Il povero cuore stanco, già tanto provato, aveva smesso di combattere. Noi abbiamo perso il nostro più grande benefattore e consigliere. Le sue proprietà e i capolavori che ha creato sono muti e inconsolabili e sono in lutto per il loro padrone. Ah, come spesso arriva in fretta la fine della vita, la morte giunge imprevista di giorno o di notte.
Il martedì, come lui aveva chiesto, il caro corpo è stato portato a Pinzon, nel luogo che lui stesso aveva scelto per il suo riposo eterno.

 

Morendo, Johann lascia un patrimonio che negli anni, tra eredità e acquisizioni, è divenuto uno dei più floridi della regione. Ma non lascia eredi maschi.

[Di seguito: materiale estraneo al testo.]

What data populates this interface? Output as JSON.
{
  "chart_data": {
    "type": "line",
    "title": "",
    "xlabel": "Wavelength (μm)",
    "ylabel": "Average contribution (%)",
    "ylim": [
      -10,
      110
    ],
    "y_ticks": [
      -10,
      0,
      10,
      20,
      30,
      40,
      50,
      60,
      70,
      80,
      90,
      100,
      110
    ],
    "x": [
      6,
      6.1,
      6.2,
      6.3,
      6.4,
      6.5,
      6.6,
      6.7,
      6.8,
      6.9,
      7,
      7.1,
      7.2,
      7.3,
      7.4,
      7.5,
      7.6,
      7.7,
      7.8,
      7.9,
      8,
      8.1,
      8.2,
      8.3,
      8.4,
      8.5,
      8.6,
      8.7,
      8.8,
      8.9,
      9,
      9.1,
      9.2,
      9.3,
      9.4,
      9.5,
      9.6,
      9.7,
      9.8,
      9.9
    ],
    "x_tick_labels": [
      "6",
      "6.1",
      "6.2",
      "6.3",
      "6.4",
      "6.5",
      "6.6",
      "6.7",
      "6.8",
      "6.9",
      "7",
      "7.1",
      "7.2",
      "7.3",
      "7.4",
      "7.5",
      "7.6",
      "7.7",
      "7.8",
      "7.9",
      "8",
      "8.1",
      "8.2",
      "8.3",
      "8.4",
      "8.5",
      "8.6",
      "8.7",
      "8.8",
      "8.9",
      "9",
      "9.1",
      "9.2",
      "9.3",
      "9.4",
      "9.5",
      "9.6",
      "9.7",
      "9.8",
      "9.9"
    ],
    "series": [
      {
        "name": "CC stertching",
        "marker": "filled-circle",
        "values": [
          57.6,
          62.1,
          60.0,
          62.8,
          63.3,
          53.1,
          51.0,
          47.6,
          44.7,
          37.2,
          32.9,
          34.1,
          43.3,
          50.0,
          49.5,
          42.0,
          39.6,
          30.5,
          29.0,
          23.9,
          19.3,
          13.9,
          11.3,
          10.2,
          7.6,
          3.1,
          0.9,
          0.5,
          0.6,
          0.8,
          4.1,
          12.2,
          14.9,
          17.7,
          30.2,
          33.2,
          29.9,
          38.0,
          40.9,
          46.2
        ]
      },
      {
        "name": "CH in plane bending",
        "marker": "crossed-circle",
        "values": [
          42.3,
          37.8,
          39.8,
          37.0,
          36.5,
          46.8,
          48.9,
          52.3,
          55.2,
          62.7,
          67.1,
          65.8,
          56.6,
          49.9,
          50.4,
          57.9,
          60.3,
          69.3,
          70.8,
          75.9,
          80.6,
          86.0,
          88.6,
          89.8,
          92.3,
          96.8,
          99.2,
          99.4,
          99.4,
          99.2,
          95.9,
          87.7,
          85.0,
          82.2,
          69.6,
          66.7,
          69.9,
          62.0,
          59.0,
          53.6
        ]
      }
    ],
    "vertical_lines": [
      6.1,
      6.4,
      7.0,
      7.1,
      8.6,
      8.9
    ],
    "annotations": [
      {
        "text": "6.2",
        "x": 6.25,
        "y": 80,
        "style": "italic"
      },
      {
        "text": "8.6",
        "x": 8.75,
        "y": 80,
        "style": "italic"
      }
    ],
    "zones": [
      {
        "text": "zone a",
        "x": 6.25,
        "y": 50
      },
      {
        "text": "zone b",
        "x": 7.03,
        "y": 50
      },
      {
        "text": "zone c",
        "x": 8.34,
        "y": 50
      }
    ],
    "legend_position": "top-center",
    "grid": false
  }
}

Il Sudtirolo dei suoi tempi è una società estremamente conservatrice, per alcuni aspetti quasi feudale, in cui il dominio degli uomini è la regola. Rosa è una donna di carattere e capace di ribellione, come dimostra la storia del suo matrimonio. Ma è figlia di quel mondo e non mette certo in discussione l’ordine costituito, che considera come lo stato naturale delle cose. Bisognerà attendere altre generazioni di donne perché si cominci a considerare il sistema di successione tramandato nei secoli come un’ingiustizia, e perché lo si modifichi.

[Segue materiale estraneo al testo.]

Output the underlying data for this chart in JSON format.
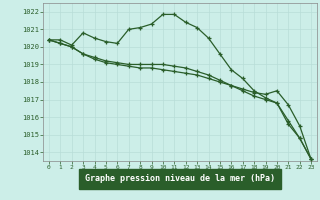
{
  "title": "Graphe pression niveau de la mer (hPa)",
  "background_color": "#cceee8",
  "grid_color": "#b8ddd8",
  "line_color": "#2a5e2a",
  "x_labels": [
    "0",
    "1",
    "2",
    "3",
    "4",
    "5",
    "6",
    "7",
    "8",
    "9",
    "10",
    "11",
    "12",
    "13",
    "14",
    "15",
    "16",
    "17",
    "18",
    "19",
    "20",
    "21",
    "22",
    "23"
  ],
  "ylim": [
    1013.5,
    1022.5
  ],
  "yticks": [
    1014,
    1015,
    1016,
    1017,
    1018,
    1019,
    1020,
    1021,
    1022
  ],
  "series": [
    [
      1020.4,
      1020.4,
      1020.1,
      1020.8,
      1020.5,
      1020.3,
      1020.2,
      1021.0,
      1021.1,
      1021.3,
      1021.85,
      1021.85,
      1021.4,
      1021.1,
      1020.5,
      1019.6,
      1018.7,
      1018.2,
      1017.5,
      1017.1,
      1016.8,
      1015.6,
      1014.8,
      1013.6
    ],
    [
      1020.4,
      1020.2,
      1020.0,
      1019.6,
      1019.3,
      1019.1,
      1019.0,
      1018.9,
      1018.8,
      1018.8,
      1018.7,
      1018.6,
      1018.5,
      1018.4,
      1018.2,
      1018.0,
      1017.8,
      1017.6,
      1017.4,
      1017.3,
      1017.5,
      1016.7,
      1015.5,
      1013.6
    ],
    [
      1020.4,
      1020.2,
      1020.0,
      1019.6,
      1019.4,
      1019.2,
      1019.1,
      1019.0,
      1019.0,
      1019.0,
      1019.0,
      1018.9,
      1018.8,
      1018.6,
      1018.4,
      1018.1,
      1017.8,
      1017.5,
      1017.2,
      1017.0,
      1016.8,
      1015.8,
      1014.8,
      1013.6
    ]
  ]
}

Il cosiddetto istituto del «maso chiuso» affonda le sue radici addirittura negli insediamenti germanici del VI secolo, anche se ha avuto una codifica giuridica solo sotto l’imperatrice Maria Teresa, nel 1775. È la regola per cui tutte le proprietà di una famiglia vengono ereditate da uno solo dei figli. In genere si tratta del maschio primogenito, ma il possidente può designarne anche uno diverso. A tutti gli altri spetterà una compensazione in denaro, che spesso viene rateizzata in modo da non pesare troppo sulle finanze dell’erede. Inutile dire che le donne non sono considerate, salvo estreme emergenze, e anche in quel caso è naturale pensare che sarà il marito a occuparsi effettivamente della proprietà.

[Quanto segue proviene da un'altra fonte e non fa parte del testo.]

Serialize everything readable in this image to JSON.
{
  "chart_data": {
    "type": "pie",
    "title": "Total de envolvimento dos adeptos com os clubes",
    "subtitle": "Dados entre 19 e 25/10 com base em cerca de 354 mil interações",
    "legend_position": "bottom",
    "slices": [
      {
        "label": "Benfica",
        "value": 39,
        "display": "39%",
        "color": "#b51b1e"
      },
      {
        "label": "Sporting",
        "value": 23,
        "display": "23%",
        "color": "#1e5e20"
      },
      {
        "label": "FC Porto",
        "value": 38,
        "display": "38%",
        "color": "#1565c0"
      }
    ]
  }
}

Da ragazza trovavo mostruosa questa regola. Mi sembrava una delle manifestazioni peggiori del mio Sudtirolo maschilista e ultraconservatore. Col tempo ho dovuto comprenderne la logica. Capisco che, soprattutto con famiglie numerose come quelle di una volta, una successione alla pari di molti discendenti avrebbe significato suddividere i possedimenti in appezzamenti sempre più piccoli. Alla fine nessuno avrebbe potuto vivere dei proventi delle proprie terre. Tanto è vero che quando, sotto il fascismo, si imporrà la legge di successione italiana, verrà vista come l’ennesimo attentato alle tradizioni e alla prosperità del Sudtirolo.

La cosa più preziosa nella mia terra è la terra, questo non si discute. Persino mio padre, certo non un conservatore, ha voluto lasciare a ciascuno dei suoi tre figli un piccolo podere di famiglia. Il mio è un meleto. Abito a Roma, ho sposato un francese, giro il mondo per professione e passione, ma ho un fazzoletto di terra tra le montagne che conserva un pezzo delle mie radici.